519ntcpx3yl_aa280_.jpgNon troppo casualmente mi sono imbattuto in un c movie (definirlo b sarebbe troppo generoso) giapponese, noleggiato in dvd. Mi capita spesso di curiosare tra le cinematografie asiatiche, delle quali sono appassionato, siano esse la giapponese, cinese, coreana, di Honk Kong o Taipei. Quella giapponese è stata la prima ad arrivare in Europa e ha regalato molti film e registi importanti. Lasciando stare maestri storici come Ozu, Kurosawa, Oshima e il più giovane Kitano, possiamo notare che al giorno d’oggi c’è una generazione di autori che sulla violenza ha posto le basi della propria poetica. Alcuni ci riescono con un’arte innata, da maestri appunto. Shinya Tsukamoto, creatore dei due Tetsuo e dello splendido Tokyo Fist, è a parer mio il più dotato, quasi sia emulo orientale di Cronenberg.

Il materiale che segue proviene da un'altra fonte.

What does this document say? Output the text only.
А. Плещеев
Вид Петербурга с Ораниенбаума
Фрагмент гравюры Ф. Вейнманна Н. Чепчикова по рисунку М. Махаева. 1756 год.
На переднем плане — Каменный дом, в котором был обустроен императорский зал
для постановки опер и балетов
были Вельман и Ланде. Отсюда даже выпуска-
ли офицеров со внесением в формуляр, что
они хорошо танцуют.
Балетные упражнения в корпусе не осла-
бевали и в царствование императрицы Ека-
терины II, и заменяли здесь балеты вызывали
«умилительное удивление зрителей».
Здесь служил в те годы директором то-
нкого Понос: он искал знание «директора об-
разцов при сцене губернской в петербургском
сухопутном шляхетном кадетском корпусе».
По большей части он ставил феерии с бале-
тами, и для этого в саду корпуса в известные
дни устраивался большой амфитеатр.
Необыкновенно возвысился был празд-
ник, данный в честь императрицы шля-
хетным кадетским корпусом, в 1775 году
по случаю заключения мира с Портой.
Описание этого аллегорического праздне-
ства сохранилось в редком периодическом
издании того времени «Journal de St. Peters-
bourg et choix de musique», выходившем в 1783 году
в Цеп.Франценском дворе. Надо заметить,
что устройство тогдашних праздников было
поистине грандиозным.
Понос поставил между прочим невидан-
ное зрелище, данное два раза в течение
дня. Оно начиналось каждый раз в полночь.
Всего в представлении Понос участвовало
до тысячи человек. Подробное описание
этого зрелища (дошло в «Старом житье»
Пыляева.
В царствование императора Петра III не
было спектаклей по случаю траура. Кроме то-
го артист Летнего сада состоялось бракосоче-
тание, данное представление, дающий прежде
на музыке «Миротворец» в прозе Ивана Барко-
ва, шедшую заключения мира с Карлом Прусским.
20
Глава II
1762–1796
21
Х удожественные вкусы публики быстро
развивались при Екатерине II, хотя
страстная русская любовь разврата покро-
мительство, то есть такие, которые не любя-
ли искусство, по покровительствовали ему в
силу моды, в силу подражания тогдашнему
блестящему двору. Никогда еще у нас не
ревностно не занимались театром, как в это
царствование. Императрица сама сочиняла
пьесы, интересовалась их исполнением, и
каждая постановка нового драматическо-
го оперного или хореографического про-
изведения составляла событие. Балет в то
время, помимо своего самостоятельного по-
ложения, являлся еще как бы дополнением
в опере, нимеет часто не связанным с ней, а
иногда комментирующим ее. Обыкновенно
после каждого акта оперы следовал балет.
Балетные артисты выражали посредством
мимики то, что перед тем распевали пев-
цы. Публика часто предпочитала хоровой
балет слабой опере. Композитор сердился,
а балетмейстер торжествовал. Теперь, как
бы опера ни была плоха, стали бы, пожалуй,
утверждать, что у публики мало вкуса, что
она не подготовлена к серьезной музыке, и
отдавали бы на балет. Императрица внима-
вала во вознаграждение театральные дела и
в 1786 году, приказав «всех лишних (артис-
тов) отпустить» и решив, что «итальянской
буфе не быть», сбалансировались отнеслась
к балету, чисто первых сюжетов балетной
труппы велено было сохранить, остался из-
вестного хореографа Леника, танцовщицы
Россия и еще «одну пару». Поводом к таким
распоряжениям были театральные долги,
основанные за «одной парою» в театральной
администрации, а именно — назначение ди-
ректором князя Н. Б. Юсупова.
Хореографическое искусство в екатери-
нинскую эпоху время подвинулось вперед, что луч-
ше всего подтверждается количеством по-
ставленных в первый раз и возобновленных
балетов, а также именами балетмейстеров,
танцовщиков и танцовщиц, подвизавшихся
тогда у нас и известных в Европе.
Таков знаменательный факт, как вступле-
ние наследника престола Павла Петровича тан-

A volte anche Takashi Miike (che da noi continuano a chiamare Mike Takashi confondendo nome con cognome) centra il bersaglio e assieme a lui una schiera di cineasti che si sono formati studiando le sceneggiature Usa e il montaggio da videoclip musicale, poi trasportati nei manga che anche da noi si sono visti su Mtv. E questo è il loro limite: una volta che trasportano l’esperienza in un prodotto non seriale, un romanzo per immagini con un inizio e una fine, falliscono, non riuscendo a creare quella commistione tra differenti orizzonti culturali, occidente e oriente assieme, che li porterebbe a dare contenuto alla loro notevole tecnica. Lo scrivo dopo avere visto << Persona>>, un filmettino del 2000 di Takashi Shimitzu nel quale continui rimandi, per la verità di basso livello, a Lynch e a Kubrick e alla cinematografia horror statunitense di Toobe Hooper e Wes Craven spengono fin dall’inizio il potenziale interesse dello spettatore alla storia. Se un giapponese perde la propria originalità, ovvero la specificità della propria cultura, diventa un autore come mille altri, quindi del tutto inutile nel panorama del mercato cinematografico. E’il rischio che certe deviazioni, dovute soprattutto al lavoro televisivo, possono provocare in cinematografie che non hanno bisogno di scimmiottare né di reinterpretare perché già posseggono una cifra stilistica e di contenuti da fare invidia. Ma lo capiranno i giovani cineasti nipponici?